The Hercules Number: How a Dimensionless Physical Parameter Got Its Name

I did not conceive or give birth to the Hercules Number. But I did name it. Here’s the story.

In science and mathematics, we often get to name things. To help with exposition, sometimes we essentially have to name them, because it can help us do a better job of explaining things. In fact, we also enjoy naming things. To borrow some words from the computer game Beyond Zork, we often want a scientific idea to “bask in the glow of a new-forged synonym.”

And we get to name all sorts of things—concepts, theorems, examples, equations, groups, graphs, manifolds, numbers, physical parameters, and more. Sometimes we name them after people—ideally after somebody other than ourselves, and occasionally even after the person who actually had the idea first—and other times we get to be more creative. Naturally, the same object can go by more than one name, especially when multiple scientific fields are involved. On occasion, we fail miserably in our naming adventures. In abstract algebra, for example, there are so-called extra special groups. (My abstract algebra professor at Caltech couldn’t tell us about them without giggling over the name, so that is how you should read the previous sentence.)
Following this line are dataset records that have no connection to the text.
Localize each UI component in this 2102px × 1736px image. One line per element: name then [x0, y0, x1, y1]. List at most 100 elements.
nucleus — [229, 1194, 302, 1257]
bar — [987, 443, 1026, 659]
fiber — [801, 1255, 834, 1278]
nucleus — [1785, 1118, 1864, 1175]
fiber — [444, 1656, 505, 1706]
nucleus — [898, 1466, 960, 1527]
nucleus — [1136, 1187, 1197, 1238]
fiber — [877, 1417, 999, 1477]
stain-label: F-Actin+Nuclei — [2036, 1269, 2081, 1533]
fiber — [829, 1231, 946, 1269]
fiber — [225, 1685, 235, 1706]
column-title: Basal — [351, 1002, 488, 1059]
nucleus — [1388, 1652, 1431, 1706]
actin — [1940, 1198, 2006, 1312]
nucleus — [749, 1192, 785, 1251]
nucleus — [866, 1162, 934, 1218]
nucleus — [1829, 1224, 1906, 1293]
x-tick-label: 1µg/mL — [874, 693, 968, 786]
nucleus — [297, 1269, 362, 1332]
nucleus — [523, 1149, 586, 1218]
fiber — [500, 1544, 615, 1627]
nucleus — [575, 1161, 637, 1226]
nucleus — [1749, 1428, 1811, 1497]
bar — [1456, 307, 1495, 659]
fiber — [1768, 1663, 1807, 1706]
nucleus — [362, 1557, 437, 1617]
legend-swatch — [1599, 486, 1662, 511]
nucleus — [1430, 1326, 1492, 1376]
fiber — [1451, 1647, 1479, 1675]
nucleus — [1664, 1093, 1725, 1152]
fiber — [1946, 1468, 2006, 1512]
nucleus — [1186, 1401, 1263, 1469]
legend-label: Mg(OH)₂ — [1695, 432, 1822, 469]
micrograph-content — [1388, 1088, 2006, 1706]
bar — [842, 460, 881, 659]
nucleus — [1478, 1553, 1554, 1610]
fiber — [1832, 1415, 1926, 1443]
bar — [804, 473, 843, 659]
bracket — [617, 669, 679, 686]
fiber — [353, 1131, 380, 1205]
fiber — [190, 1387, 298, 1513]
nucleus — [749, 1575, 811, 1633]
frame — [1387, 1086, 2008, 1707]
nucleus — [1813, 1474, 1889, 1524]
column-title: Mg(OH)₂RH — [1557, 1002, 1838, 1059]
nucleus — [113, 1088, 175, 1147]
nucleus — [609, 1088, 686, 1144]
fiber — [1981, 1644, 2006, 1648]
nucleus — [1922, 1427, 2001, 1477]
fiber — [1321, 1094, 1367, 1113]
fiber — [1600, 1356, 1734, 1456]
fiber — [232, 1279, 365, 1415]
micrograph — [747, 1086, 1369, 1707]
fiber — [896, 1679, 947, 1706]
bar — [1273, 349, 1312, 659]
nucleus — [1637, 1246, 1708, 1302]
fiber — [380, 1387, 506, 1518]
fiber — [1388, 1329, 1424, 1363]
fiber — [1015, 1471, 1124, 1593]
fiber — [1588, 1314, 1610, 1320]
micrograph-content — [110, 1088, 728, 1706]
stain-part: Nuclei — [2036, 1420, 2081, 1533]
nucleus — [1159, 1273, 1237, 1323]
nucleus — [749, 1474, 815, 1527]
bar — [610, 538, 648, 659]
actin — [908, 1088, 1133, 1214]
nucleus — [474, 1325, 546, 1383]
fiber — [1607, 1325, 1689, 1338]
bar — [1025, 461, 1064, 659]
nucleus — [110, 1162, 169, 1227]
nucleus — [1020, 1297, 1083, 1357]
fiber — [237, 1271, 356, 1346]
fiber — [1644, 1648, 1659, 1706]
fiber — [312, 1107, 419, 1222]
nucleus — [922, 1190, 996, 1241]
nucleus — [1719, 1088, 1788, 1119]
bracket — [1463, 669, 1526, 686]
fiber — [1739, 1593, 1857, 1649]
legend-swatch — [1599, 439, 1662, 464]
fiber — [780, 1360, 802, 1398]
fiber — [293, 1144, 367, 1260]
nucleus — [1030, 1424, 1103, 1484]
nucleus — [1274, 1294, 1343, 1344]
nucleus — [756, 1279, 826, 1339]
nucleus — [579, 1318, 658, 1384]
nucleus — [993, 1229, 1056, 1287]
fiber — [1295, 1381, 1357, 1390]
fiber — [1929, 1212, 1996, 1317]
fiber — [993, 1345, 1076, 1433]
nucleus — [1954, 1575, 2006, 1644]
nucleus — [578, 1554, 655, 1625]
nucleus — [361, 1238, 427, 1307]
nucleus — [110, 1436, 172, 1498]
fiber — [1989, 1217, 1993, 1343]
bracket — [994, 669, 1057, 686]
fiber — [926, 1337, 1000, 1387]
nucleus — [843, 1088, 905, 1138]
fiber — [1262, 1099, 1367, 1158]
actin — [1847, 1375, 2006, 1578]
One of the peculiar traditions in continuum mechanics (and especially in fluid mechanics) is the incessant naming of dimensionless physical parameters: the Reynolds number, the Rayleigh number, the Prandtl number, the Péclet number, and myriad others. If one states all of these numbers quickly one after another, one would almost have a George Carlin routine, except with a lot less cussing.

Illustration of (a) why it is really hard to separate two interleaved books and (b) the dimensionless parameter now known as the Hercules number. This is figure 2, and the associated caption, in a quick study in Phys. Today 69, 6, 74 (2016).
Illustration of (a) why it is really hard to separate two interleaved books and (b) the dimensionless parameter now known as the Hercules number. [This illustration is Figure 2, and its associated caption, from a quick study in Phys. Today 69, 6, 74 (2016).]

 A recently-introduced dimensionless parameter that caught my eye was the Repunzel number from ponytail physics (the subject of the 2012 Ig Nobel Prize in physics). And the naming of this number was very much on my mind a few months ago when I wrote an entry in the Improbable Research blog about a very cool new paper in Physical Review Letters (PRL) on how hard it is to pull apart two interleaved phone books. The authors of the paper had introduced a dimensionless parameter, but it didn’t have a name. And it clearly required a Herculean effort to pull apart those phone books, so I knew what name I wanted to attach to that dimensionless parameter. So with inspiration that was part Herculean, part Oxonian (I have spent the last 9 years in Oxford surrounded by applied mathematicians who study continuum mechanics), and part Repunzelian, I wrote the following sentence:

Restagno and colleagues also fit the data to a curve of force versus a dimensionless amplification parameter—following the continuum-mechanics tradition of using cute names for dimensionless parameters, let’s call it the “Hercules number”—that depends on the number of pages, the page thickness, and the size of the overlap region between the books.

The authors of the PRL paper enjoyed the new monicker—one might even say that the Hercules number was basking in the glow of its new-forged synonym—and they mentioned it to me via Twitter. And now Kari Dalnoki-VeressThomas Salez, and Frédéric Restagno (three of the authors of the original PRL paper) have written a “quick study” in the June 2016 issue of Physics Today. As you’ll notice, they use the name Hercules number, and of course I am very pleased about that. I am always happy to contribute to mathematics and physics with my wit and snark.

Bonus: When it comes to naming a scientific idea after a person (and whether or not one has chosen the correct one), I would like to invoke the “Three Laws of Discovery” that are listed among the quotations on Ig Nobel laureate Michael Berry’s website:

  1. Discoveries are rarely attributed to the correct person. (Arnold’s Law, which is of course self-referential)
  2. Nothing is ever discovered for the first time. (Berry’s Law)
  3. Everything of importance has been said before by someone who did not discover it. (Whitehead’s Law, though I am not sure which Whitehead it is. I assume it is one of the mathematical ones.)

Another Bonus: The story of the penguin diagram in nuclear physics is absolutely lovely. (That name came about substantially through the efforts of Melissa Franklin, whom you may have heard on Improbable Research podcasts.)

A Third Bonus: In mathematics, there is a problem called the Ten Martini Problem.